Egemenler arasındaki çatışma ve dalaş, bu faşist sürecin uygulanmasında engelleyici rol oynayamaz. CHP merkezli, “kan dökülür” tehdidi dâhil, burjuva gerici klikler arasındaki çatışma, egemen güçlerin merkezi siyasal süreçlerine karşı duruş gösteremez. Mazlum ulusların ve ezilen halkların devrimci mücadelesi, faşist gericiliğin tüm planlarını yerle bir edecektir. 65. Kabine, mazlum Kürt ulusu ve ezilen-sömürülen halklarımıza karşı “yeni” bir savaş beyanıdır. Tek elde merkezileşmesiyle, “anayasa değişikliği” planlamasıyla, iç-dış politikadaki yönelimiyle, ezilen ve sömürülen halkların yaşamına yönelecektir. Bu saldırganlığı cepheden karşılamak, Kürt ulusu başta olmak üzere mazlum ulus ve azınlıkların, işçi sınıfı başta olmak üzere ezilen ve sömürülen toplumsal kesimlerin, Aleviler başta olmak üzere ötekileştirilen inanç gruplarının güncel görevidir.
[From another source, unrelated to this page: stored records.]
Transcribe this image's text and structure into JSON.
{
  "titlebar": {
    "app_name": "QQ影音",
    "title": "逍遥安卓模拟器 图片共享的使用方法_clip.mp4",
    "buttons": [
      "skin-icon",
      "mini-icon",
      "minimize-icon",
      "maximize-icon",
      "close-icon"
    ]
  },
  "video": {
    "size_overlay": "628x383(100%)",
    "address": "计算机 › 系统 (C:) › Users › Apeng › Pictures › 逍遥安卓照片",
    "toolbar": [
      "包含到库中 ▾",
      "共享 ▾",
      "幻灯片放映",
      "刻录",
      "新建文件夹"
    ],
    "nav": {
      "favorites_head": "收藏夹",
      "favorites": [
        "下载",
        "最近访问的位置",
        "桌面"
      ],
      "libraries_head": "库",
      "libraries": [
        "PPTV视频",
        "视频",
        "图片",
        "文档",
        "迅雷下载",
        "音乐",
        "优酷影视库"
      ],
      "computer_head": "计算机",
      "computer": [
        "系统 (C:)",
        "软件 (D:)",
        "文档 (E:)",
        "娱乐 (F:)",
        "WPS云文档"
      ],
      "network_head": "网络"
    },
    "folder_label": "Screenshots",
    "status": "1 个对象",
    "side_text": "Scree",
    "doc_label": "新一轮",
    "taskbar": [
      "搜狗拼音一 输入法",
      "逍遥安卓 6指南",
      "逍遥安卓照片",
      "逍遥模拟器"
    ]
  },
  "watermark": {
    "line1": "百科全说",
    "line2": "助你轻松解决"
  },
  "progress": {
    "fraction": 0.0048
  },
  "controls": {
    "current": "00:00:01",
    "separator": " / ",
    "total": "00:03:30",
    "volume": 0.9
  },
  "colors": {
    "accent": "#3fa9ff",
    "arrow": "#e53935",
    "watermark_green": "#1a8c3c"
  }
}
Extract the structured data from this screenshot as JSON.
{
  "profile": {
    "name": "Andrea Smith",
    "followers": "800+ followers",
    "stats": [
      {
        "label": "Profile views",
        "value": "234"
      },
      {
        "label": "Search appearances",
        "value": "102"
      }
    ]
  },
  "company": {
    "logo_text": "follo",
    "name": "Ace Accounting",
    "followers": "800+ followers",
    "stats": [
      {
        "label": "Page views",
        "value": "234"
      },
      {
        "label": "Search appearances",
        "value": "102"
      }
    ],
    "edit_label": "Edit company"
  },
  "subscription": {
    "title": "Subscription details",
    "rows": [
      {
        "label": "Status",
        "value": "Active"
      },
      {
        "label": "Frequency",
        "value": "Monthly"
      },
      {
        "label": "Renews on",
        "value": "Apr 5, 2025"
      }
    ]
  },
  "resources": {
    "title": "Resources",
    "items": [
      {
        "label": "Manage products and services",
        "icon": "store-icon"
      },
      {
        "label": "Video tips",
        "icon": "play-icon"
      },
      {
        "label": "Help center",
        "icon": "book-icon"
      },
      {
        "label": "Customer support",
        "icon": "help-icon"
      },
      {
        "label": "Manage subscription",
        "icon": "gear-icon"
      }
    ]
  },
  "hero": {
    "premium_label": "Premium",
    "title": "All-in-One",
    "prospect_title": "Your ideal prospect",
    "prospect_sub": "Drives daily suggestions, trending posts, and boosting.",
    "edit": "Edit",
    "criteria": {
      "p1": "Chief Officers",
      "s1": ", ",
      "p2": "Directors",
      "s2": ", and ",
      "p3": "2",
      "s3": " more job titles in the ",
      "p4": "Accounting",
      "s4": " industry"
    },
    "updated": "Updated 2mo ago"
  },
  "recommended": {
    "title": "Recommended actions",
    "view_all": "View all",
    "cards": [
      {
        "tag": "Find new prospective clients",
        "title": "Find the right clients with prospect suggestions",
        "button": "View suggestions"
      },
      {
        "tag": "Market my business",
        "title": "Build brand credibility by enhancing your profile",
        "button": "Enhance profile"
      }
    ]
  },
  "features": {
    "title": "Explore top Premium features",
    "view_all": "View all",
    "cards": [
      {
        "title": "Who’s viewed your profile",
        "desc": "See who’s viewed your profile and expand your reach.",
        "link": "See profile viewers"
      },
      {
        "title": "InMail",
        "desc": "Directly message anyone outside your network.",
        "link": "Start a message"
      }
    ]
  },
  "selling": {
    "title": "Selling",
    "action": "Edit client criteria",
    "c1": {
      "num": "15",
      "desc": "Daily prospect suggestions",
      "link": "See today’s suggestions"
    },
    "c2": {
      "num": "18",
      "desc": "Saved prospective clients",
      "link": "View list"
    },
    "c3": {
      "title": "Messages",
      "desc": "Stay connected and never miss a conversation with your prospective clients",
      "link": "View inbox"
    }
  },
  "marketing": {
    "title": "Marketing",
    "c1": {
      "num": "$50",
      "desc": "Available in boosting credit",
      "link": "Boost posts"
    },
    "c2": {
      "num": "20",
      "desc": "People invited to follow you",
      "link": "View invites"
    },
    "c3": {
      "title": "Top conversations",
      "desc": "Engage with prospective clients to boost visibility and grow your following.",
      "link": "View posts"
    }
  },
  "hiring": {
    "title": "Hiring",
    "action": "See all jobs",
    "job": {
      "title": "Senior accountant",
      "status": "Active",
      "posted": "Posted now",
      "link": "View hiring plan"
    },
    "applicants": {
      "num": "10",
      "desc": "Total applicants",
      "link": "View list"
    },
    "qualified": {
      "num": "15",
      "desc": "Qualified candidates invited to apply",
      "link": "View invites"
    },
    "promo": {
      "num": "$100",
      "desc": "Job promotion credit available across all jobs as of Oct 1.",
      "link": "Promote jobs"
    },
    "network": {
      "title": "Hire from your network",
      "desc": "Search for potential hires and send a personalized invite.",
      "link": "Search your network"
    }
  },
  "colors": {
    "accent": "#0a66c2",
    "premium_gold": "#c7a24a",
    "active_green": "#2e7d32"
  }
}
Egemenlerin faşist dikta merkezileşmelerinin karşısında, toplumsal dinamiklerin devrimci savaşta birleşmesi, toplumun tüm alanlarında uygun araçlarla, devrimin stratejik planlarına uygun mücadele etmesi, süreci devrimci tarzda ilerletmenin tek anahtarıdır.